Galway Travellers vote after Casey’s comments ‘ignite the community’
‘Until Peter Casey did his Donald Trump, I wasn’t so interested, but I couldn’t rest after that’ – Annie McDonagh
Annie and Tommy McDonagh, members of the Travelling community from Galway’s east side, cast their votes. Photograph: Joe O’Shaughnessy
Annie McDonagh could not wait to cast her vote as the bright sun banished drizzle over Galway city on Friday morning.
The mother-of-nine – and grandmother of 23 – from Ballinfoile was on babysitting duty.
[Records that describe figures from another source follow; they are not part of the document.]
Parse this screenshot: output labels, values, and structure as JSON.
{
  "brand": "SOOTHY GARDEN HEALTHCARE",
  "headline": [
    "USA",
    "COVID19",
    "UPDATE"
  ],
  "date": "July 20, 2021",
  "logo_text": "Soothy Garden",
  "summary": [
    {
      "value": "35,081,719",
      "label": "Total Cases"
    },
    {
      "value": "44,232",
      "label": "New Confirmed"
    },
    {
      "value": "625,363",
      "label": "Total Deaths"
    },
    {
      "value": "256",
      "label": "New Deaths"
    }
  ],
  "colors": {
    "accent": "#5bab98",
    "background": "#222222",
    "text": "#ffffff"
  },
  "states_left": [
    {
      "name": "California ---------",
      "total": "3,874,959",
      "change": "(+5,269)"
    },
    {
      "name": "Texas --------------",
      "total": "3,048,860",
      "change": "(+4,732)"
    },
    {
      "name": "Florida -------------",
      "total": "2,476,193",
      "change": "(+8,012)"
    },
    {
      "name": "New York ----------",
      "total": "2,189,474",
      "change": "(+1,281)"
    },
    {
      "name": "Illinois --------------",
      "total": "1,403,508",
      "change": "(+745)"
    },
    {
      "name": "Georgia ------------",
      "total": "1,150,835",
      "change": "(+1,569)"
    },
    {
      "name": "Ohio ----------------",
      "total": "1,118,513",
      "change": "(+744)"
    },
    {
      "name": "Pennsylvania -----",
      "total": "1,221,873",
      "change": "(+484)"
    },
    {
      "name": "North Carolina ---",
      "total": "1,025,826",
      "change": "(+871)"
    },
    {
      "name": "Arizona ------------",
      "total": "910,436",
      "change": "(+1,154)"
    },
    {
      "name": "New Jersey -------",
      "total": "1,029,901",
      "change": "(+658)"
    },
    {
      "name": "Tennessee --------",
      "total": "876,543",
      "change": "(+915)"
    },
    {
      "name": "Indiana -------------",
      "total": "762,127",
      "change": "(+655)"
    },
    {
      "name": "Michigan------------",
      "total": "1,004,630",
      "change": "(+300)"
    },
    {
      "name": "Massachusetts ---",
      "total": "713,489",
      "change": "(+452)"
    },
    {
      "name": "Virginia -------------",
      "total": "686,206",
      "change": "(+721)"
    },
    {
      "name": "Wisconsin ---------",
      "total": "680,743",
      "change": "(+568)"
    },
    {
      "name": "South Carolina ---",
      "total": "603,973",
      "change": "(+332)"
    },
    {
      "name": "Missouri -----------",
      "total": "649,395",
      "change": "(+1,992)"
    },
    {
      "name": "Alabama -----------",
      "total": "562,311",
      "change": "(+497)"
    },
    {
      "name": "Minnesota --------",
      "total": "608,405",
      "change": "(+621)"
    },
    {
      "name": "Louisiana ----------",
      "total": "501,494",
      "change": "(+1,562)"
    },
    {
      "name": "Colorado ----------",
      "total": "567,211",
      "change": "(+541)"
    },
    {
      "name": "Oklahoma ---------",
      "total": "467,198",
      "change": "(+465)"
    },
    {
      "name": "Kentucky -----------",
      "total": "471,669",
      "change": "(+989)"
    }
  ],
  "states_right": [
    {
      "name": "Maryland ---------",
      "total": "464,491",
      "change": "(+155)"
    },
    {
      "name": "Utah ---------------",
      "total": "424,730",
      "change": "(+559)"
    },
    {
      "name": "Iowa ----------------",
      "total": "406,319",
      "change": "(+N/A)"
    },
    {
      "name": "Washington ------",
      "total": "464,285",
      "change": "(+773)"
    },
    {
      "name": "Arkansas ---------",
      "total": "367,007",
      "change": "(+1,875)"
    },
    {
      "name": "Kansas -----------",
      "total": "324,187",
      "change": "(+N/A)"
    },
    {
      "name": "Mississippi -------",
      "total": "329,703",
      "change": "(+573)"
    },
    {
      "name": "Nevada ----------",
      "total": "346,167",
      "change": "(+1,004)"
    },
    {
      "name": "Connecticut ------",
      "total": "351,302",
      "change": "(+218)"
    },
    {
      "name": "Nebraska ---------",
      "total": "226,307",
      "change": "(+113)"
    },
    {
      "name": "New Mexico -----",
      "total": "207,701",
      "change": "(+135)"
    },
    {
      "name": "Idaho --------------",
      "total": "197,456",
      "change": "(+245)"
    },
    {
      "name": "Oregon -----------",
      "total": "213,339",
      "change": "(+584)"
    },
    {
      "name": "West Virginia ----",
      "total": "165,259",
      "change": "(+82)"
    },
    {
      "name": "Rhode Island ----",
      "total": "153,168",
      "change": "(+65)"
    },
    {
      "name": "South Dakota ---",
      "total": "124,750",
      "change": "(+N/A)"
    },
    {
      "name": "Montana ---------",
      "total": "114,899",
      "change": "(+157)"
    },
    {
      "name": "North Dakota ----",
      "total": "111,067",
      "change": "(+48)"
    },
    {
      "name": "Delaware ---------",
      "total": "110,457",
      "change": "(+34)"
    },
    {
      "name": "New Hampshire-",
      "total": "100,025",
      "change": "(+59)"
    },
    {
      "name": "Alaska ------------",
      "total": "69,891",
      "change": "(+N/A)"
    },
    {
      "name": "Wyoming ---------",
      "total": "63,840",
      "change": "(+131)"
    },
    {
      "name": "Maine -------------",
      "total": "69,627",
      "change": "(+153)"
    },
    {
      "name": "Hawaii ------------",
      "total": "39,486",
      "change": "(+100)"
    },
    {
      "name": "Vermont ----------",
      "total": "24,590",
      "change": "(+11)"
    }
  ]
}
Beforehand, she nipped up with her husband, Tommy, to her polling station at Tirellan National School.
She still remembers the “feel of pitchfork steel” in the middle of the night when she and her parents were forced to move from campsites in the county.
Her mother lived with a constant threat of her children being taken from her.
“That was what people said about us on the television at the time . . . we still only make the bad news, we all get tarred with the same brush.
“My father worked for farmers, I picked spuds, and there were places where we were welcome and plenty where we were not,” Mrs McDonagh said.
She was determined that her children would have the education she missed out on, though she has fluent Traveller “cant”, and has lived in local authority housing for over 40 years.
“There are no saints on either side, but we have to talk to each other, not get set against each other,” Mrs McDonagh said. “What would I do if I met Peter Casey? I’d ignore him, only because I don’t what to bring myself down to his level. Most of my family work, and three of my children married into settled families.”
Mr Casey’s negative comments during the presidential campaign had “ignited the Travelling community”, her friend Anne Ward from Galway’s west side said.
“Michael D was often in having tea with many of us, and so was his wife, Sabina,” Ms Ward said. “He knows about our high suicide rate – 11 times that of the settled community, particularly among young men – and he has been to our funerals and to our cultural events.”
As a councillor and a Labour Party TD for Galway West, Mr Higgins had worked to counter the negative image which Galway earned half a century ago when violent exchanges over attempts to accommodate Travellers defined the term “Rahoonery”.
“The Galway Traveller Movement asked people to vote, but didn’t single out any candidate,” its deputy co-ordinator, Bridget Kelly, said. Mr Higgins knew her grandparents, and helped to house her parents when one of her sisters was born with a disability.
“We know that four of the other five candidates did speak up for us,” Ms Kelly said. “We just want a president who will represent everyone fairly and challenge all racism and discrimination.”
Motivated to vote
All three women were determined to cast ballots, but said it was hard to motivate their children after the tone of debate over the past fortnight.
“Maybe Mr Casey doesn’t know what it is like to hide who you really are,” a young Traveller man from the east side who preferred not to give his name said. He is in continuing education, having left school early to get his first job at the age of 15.
“Our vote doesn’t make any difference in general elections, but it will when we have local elections next year. It’s so sad to think that we are the only community in Ireland that has to pretend we are someone else,” he said.
“We have had an Olympic boxer, Francie Barrett, from this city, and people forget that,” Mrs McDonagh said. “We took a bus up to the Dáil when taoiseach Enda Kenny announced our ethnicity and we were in the gallery and all so proud. To think that was only March of last year.”